I mention these things to remind readers what John Adams, the second President of the United States, famously said.

Facts are stubborn things; and whatever may be our wishes, our inclinations, or the dictates of our passions, they cannot alter the state of facts and evidence.

Trump’s pathological, racist, and incompetent leadership was no accident. It happened because people schemed to produce it.

Attacks on voting rights are not occurring by accident. Laws to suppress voting and intimidate voters have been drafted and enacted because people schemed to create and pass them.

Abusive and homicidal actions by law enforcement officers do not happen routinely in the United States by accident. They happen and are not prevented and corrected because people schemed to shield abusive and homicidal law enforcement officers and their employers from liability for what would otherwise be condemned as domestic terrorism, torture, and murder.

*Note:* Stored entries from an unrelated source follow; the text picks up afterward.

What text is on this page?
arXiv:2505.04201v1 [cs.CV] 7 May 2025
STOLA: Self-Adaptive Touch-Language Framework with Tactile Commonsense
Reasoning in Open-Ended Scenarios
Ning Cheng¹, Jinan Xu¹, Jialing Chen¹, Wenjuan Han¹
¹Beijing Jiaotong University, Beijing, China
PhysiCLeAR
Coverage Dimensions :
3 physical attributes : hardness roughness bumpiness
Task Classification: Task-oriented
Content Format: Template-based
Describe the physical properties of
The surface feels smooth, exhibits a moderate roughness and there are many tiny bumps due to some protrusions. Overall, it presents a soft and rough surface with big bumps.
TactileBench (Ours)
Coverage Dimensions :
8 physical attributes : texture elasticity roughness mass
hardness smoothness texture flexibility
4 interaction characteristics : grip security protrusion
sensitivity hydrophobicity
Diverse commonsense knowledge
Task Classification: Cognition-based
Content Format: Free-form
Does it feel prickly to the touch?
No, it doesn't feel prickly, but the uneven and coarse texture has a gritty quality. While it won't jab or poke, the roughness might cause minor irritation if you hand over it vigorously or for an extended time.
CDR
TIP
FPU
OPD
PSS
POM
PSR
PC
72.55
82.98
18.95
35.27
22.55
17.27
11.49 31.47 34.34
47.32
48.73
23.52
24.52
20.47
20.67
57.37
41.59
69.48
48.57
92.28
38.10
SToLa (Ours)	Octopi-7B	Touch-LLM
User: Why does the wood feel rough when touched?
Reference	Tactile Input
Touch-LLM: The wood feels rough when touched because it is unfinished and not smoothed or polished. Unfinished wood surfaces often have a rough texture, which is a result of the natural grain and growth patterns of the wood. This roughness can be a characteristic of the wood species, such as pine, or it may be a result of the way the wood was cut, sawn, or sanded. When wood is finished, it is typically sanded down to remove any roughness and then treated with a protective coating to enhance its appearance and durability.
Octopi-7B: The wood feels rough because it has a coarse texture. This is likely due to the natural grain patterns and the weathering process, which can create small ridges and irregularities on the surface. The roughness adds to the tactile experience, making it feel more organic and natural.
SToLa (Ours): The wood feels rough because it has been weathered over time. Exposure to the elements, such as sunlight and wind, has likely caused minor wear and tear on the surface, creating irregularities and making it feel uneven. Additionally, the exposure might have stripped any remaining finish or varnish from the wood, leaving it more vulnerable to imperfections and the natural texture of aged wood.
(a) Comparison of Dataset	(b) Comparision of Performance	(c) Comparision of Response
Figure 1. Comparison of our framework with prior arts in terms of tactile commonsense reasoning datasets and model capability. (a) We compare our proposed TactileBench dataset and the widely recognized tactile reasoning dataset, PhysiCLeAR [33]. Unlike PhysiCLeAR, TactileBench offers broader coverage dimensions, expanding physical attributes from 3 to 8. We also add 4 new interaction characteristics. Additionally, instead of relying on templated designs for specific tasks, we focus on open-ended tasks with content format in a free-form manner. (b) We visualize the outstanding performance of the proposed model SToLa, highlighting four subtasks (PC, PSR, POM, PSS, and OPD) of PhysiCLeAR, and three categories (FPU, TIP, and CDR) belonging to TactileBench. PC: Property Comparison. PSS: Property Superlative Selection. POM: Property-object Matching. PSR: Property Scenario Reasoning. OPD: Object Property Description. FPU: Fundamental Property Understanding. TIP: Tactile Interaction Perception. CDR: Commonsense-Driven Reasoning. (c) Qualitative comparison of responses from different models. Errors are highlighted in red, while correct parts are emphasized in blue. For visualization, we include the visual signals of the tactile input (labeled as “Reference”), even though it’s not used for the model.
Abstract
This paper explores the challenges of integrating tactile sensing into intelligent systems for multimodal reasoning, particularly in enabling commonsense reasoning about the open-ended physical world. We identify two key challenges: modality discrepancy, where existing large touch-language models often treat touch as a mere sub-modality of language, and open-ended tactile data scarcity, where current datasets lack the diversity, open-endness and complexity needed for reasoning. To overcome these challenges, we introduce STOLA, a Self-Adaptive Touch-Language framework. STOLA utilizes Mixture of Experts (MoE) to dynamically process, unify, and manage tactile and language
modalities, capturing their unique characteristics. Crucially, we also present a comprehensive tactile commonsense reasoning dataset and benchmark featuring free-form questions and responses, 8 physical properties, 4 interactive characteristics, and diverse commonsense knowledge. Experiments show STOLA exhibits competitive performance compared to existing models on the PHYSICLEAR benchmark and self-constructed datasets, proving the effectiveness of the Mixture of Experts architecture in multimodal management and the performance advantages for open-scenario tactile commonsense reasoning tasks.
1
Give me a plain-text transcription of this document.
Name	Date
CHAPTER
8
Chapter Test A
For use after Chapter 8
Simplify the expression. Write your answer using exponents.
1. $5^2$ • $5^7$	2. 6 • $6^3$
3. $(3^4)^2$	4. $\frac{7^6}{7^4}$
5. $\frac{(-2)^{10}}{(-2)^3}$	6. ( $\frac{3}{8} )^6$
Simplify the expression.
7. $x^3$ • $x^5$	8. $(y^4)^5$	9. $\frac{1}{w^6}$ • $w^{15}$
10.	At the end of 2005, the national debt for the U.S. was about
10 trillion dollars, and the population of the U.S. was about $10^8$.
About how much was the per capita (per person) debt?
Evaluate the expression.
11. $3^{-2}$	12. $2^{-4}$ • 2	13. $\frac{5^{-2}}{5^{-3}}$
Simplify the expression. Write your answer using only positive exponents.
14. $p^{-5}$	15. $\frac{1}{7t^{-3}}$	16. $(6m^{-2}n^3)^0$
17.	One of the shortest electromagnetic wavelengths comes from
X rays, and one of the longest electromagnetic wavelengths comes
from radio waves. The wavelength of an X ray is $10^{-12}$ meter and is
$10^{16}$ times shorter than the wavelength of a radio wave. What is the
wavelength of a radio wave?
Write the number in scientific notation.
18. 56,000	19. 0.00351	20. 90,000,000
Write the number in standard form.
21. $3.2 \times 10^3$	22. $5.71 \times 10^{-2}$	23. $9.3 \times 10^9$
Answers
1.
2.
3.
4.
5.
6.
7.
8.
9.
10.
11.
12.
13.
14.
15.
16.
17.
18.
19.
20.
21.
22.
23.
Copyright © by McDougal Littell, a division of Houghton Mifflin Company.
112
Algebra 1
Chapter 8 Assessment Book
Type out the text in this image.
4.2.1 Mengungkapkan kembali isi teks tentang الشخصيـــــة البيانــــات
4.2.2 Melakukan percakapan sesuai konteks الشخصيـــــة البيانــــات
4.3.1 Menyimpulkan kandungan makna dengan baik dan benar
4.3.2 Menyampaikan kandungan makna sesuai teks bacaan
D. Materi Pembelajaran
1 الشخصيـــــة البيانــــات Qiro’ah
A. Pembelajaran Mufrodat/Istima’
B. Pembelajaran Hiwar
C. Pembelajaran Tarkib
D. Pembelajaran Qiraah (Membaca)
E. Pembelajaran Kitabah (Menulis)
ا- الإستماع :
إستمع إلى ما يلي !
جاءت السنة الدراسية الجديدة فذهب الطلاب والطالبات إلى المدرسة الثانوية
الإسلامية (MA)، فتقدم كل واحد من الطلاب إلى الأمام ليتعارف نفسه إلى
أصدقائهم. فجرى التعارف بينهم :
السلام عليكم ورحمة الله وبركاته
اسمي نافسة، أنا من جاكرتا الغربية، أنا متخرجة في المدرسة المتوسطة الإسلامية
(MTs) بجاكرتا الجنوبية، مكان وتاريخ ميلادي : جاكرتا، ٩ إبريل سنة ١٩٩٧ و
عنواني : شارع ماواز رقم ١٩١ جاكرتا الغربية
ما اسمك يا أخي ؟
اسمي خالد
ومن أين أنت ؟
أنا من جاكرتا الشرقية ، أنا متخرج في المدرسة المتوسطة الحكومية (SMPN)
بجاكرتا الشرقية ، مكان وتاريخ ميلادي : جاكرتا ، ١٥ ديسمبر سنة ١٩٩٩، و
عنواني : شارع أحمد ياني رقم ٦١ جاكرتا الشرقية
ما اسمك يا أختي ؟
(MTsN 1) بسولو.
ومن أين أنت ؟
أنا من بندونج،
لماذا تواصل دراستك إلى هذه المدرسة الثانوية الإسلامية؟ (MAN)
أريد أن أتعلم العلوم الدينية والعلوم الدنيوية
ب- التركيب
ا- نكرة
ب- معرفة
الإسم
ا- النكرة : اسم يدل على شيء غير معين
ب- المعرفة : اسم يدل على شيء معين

Allan Boesak is right. “There is no fuzziness, naivete, no ambiguity about this: it is pure, naked, abusive power.”

However, I am not optimistic that the American public has the moral courage and devotion to democracy to do anything more than applaud the brave souls who fight such power or shrug about it. Instead, what Micah observed about the society he lived in is true of the United States today. There is no appetite for truth, no willingness to denounce fascism, white supremacy, patriarchy, misogyny, bigotry, and religious nationalism. There appears to be no insight for the grave depth to which our society has fallen.

This is an evil time.

It is our duty to say so.



[1] Allan Aubrey Boesak, Kairos, Crisis, and Global Apartheid:  The Challenge to Prophetic Resistance, New York:  Palgrave Macmillan, 2015.